10分後、22:30阿部と今江は現場に到着した。すでに数台のパトカーが来ており捜査が始まっていた。
阿部「今江さん…俺、死体見るの始めてなんですけど…」
今江「そうか。まぁ確かに最初だから怖いと思うが慣れるしかない。」
2人はパトカーを降りて死体のもとへ向かった。
今江「決して目を逸らすなよ。捜査にならないからな。」
阿部「はい…」
そこには生々しい死体が残されていた。
今江「銃でやられたのか。こっちは眉間に一発、もう一人は足に一発、胸に二発の計三発…」
びびる阿部をよそ目に死体に臆することなく阿部はメモを取っている。さすがに阿部も何もしない訳にはいかないので近くにいた同期の水本貴一に話しかけた。
阿部「この死体。青山さんと尾藤さんだよな…」
水本「あぁ、そうだ。頭を撃たれた方が青山さん、足と胸を撃たれたのが尾藤さんだ…畜生め…あと被疑者はパトカーを奪って逃走したそうだ。」
阿部「そうか…しかし銃でしかも警察相手に殺るなんて犯人は一体どんな奴なんだ?それに動機は一体?今江さんはどう思いますか?」
今江「さあな。何しろ俺も30年刑事をやってきてこんな事件は始めてだ。任務で殉職することならあるが警察がこんなに一方的にやられるのは始めてだ。急所を正確に捕えてるって事は腕もあるていどあるということが分かる。銃も手に入る。取りあえず。一般人でないことは明らかだ 。
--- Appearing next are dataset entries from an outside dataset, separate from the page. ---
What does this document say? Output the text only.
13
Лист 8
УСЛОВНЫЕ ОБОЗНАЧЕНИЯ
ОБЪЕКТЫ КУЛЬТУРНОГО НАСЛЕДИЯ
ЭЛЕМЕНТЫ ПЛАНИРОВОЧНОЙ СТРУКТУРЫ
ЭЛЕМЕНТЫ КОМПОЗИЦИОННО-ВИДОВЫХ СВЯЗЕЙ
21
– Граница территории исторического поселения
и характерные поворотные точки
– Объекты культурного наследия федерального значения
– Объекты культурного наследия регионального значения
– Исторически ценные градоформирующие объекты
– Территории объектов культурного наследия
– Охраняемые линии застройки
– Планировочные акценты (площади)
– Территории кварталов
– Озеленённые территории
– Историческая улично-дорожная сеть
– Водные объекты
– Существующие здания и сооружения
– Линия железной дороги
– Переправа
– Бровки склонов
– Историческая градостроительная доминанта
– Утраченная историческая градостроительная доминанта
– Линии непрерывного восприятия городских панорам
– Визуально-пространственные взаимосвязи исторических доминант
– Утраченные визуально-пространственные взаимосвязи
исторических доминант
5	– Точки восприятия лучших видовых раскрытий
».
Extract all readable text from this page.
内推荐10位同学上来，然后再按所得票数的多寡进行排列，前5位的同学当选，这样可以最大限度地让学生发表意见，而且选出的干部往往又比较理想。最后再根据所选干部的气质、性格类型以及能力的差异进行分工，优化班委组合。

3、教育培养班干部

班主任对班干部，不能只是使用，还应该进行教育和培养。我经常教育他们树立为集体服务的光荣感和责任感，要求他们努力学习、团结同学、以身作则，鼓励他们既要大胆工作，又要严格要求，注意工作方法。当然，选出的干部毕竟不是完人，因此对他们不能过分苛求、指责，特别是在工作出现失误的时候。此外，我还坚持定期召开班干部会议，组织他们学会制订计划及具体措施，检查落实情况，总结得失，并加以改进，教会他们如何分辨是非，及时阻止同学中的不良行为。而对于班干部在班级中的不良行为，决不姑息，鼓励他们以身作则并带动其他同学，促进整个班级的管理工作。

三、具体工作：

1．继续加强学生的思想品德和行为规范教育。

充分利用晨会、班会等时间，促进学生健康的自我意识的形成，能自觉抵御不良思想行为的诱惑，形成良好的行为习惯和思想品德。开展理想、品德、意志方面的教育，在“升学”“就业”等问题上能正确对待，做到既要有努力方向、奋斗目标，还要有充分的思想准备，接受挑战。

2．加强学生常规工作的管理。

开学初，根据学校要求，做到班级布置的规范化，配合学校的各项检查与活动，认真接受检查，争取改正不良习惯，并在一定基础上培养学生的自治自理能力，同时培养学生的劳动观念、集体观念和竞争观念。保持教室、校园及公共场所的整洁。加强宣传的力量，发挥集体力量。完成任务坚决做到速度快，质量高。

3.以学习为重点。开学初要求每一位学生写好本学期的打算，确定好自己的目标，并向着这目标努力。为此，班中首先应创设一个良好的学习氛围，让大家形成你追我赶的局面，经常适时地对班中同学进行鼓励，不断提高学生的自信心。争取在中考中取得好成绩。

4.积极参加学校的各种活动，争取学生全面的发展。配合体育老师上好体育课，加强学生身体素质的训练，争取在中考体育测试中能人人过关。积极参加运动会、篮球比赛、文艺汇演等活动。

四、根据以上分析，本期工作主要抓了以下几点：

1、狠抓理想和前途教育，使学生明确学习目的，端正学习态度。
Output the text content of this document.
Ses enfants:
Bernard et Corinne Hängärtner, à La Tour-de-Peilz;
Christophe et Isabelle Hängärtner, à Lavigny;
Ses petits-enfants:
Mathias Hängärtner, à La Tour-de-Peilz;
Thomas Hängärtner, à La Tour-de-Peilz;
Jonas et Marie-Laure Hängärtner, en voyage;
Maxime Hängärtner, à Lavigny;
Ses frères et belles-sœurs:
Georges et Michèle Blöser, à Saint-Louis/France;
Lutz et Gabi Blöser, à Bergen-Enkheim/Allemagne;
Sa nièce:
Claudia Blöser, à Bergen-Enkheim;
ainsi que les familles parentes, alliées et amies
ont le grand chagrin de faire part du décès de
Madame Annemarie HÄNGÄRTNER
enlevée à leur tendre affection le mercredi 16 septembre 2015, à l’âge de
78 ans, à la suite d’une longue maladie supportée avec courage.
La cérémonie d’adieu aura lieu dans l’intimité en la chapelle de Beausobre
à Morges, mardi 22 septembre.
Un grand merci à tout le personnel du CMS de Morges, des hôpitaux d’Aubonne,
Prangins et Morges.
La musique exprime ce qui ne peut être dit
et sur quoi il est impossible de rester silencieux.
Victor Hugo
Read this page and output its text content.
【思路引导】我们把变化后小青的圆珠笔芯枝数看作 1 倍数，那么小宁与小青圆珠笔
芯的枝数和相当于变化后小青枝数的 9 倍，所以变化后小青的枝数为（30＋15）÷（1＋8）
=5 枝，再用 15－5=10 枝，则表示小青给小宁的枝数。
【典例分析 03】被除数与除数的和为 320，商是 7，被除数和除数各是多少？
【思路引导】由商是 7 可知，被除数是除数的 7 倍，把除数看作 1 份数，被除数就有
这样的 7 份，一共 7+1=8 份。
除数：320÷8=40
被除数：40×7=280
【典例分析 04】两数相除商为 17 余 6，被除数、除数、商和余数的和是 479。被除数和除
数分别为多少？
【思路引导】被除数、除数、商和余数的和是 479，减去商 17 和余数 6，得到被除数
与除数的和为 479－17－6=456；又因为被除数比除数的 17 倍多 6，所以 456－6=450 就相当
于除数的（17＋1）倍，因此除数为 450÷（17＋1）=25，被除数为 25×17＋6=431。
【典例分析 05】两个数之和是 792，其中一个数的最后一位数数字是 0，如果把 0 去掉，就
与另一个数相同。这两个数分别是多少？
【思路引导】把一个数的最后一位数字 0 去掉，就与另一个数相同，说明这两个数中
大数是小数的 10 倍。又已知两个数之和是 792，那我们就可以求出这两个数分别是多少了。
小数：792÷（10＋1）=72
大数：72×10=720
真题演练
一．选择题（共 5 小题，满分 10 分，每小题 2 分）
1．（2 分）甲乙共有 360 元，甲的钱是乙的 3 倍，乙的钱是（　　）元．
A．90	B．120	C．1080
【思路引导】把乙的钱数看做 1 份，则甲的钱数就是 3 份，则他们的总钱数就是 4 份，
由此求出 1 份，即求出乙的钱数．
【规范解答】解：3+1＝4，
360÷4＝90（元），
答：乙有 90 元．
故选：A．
23:40JR京葉線の海浜幕張駅のホームで男は電話をしている。
男「任務は果たしましたよ。雑魚なんで400万でいいです。それよりそちらの財布は大丈夫なんですか契約している奴は61人もいるのに。報酬代でパーになったりしませんか?」
謎の男「私の財力を舐めるな。そんなもの端金に過ぎん。それより次も頼むぞ。」
男「分かってますよ。奴等に復讐するのが俺の仕事ですから。」
謎の男「これは制裁だ。それを忘れるなよ。」
男は電話を切り電車に乗った次の目的地はこの長く暗い線路の向こうだ。この事件の様に。